Masked passengers arrive at Ben-Gurion International Airport, Israel, February 17, 2020.
Moti Milrod

The strongest feeling regarding how Israel is addressing the threat of the new coronavirus is a sense of the state’s own helplessness. Behind the big, pompous, seemingly decisive words is nothing except for a cardboard sign at Ben-Gurion International Airport calling on passengers returning from certain Asian countries to self-quarantine for two weeks. As if people would voluntarily place themselves under a kind of house arrest, as if it were even logical, in a democratic country, to arbitrarily quarantine thousands of people in this way. That’s your solution? As if the state can even enforce the command to withdraw from life for two weeks.

Who’ll compensate the self-employed while they’re in quarantine? Who’ll take care of their families? Who’ll reimburse employers? Did anyone consider even the most trivial ramifications of the policy? For that matter, who will enforce the quarantine? Who’ll make sure people who may be infected don’t come in contact with others and risk spreading the virus? What personnel will carry out such work, and with what funding?

Beyond the countless “human interest stories” on the news, there isn’t really a serious discussion of how the state should respond to the threat of an epidemic such as the new coronavirus. There is no serious debate of considered, concrete, steps the government should take to reduce the potential harm. Most measures taken so far seem more like theater than a genuine response. Could it be the government has no real response? Could it be that in its current state – defensive, stalled, disconnected – it can’t really respond beyond issuing the usual, automatic response?

And it’s not only the government. It’s doubtful whether, under the current political circumstances, it’s possible to hold any serious public discussion of these questions, this situation or life in general. I ask all those speaking now about the health system’s problems and promising big changes, what is your position on readiness to address the new coronavirus? What would you do? Do you consider it unimportant? What can be done to safeguard public health at the most immediate, existential level?

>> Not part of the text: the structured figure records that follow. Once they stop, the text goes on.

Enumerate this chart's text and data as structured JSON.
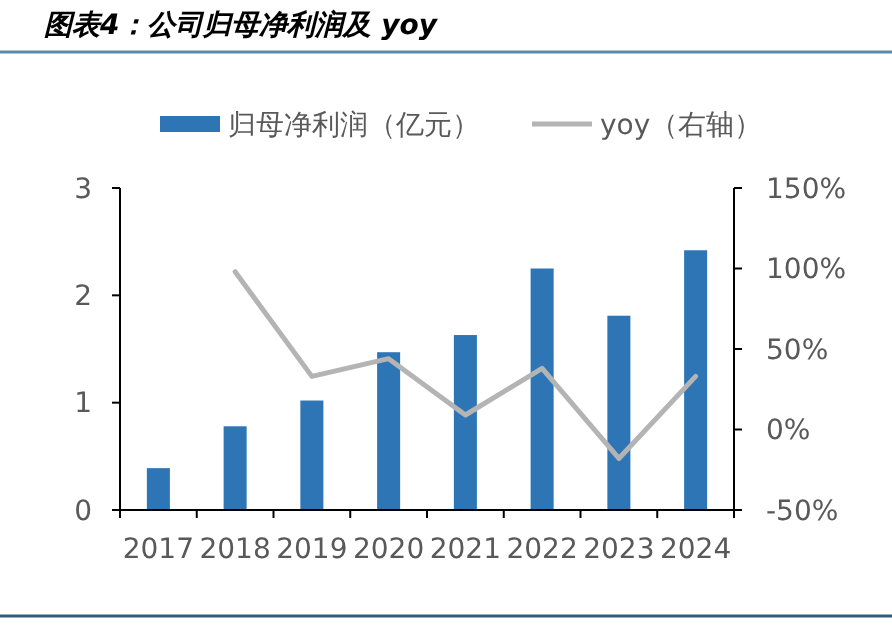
{
  "chart_data": {
    "type": "bar",
    "title": "图表4：公司归母净利润及 yoy",
    "categories": [
      "2017",
      "2018",
      "2019",
      "2020",
      "2021",
      "2022",
      "2023",
      "2024"
    ],
    "series": [
      {
        "name": "归母净利润（亿元）",
        "color": "#2e75b6",
        "values": [
          0.39,
          0.78,
          1.02,
          1.47,
          1.63,
          2.25,
          1.81,
          2.42
        ]
      },
      {
        "name": "yoy（右轴）",
        "type": "line",
        "axis": "y2",
        "color": "#b4b4b4",
        "values": [
          null,
          98,
          33,
          44,
          9,
          38,
          -18,
          33
        ]
      }
    ],
    "ylim": [
      0,
      3
    ],
    "yticks": [
      0,
      1,
      2,
      3
    ],
    "y2lim": [
      -50,
      150
    ],
    "y2ticks": [
      {
        "value": -50,
        "label": "-50%"
      },
      {
        "value": 0,
        "label": "0%"
      },
      {
        "value": 50,
        "label": "50%"
      },
      {
        "value": 100,
        "label": "100%"
      },
      {
        "value": 150,
        "label": "150%"
      }
    ],
    "legend": "top",
    "grid": false
  }
}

The story of Israel’s preparedness for the coronavirus is largely an allegory of its current inability to handle anything a little challenging, that requires creative thought, that requires it to set aside its automatic positions for a moment to get something done. It is doubtful whether the state today is capable of meeting the needs of Israelis with problems that deviate from the recognized and the familiar.

When I write here about the “end of the political era,” of the powerlessness of nation-states – not only of Israel – in the face of the rampant craziness of these fragile times, I’m also writing about that. The outbreak of the new coronavirus is a small matter in comparison to the tremendous changes facing the entire world, and what nation-states, such as Israel, will have to confront in the future (such as climate change).

Almost no one is shouting out a warnings about the coronavirus creeping toward us; nobody is demanding the Health Ministry, the prime minister, the Knesset, take action. It’s doubtful there’s a single Israeli who believes the sign at the entrance to Ben-Gurion International Airport instructing people to self-quarantine, without anyone to supervise or to answer the most basic questions, can be of any help. The deep public distrust in the political system has long since given way to indifference, disinterest and shoulder-shrugging. We’ll buy a face mask and put it on. Like a person who has fallen off a cliff and can do nothing but flap their arms as they descend.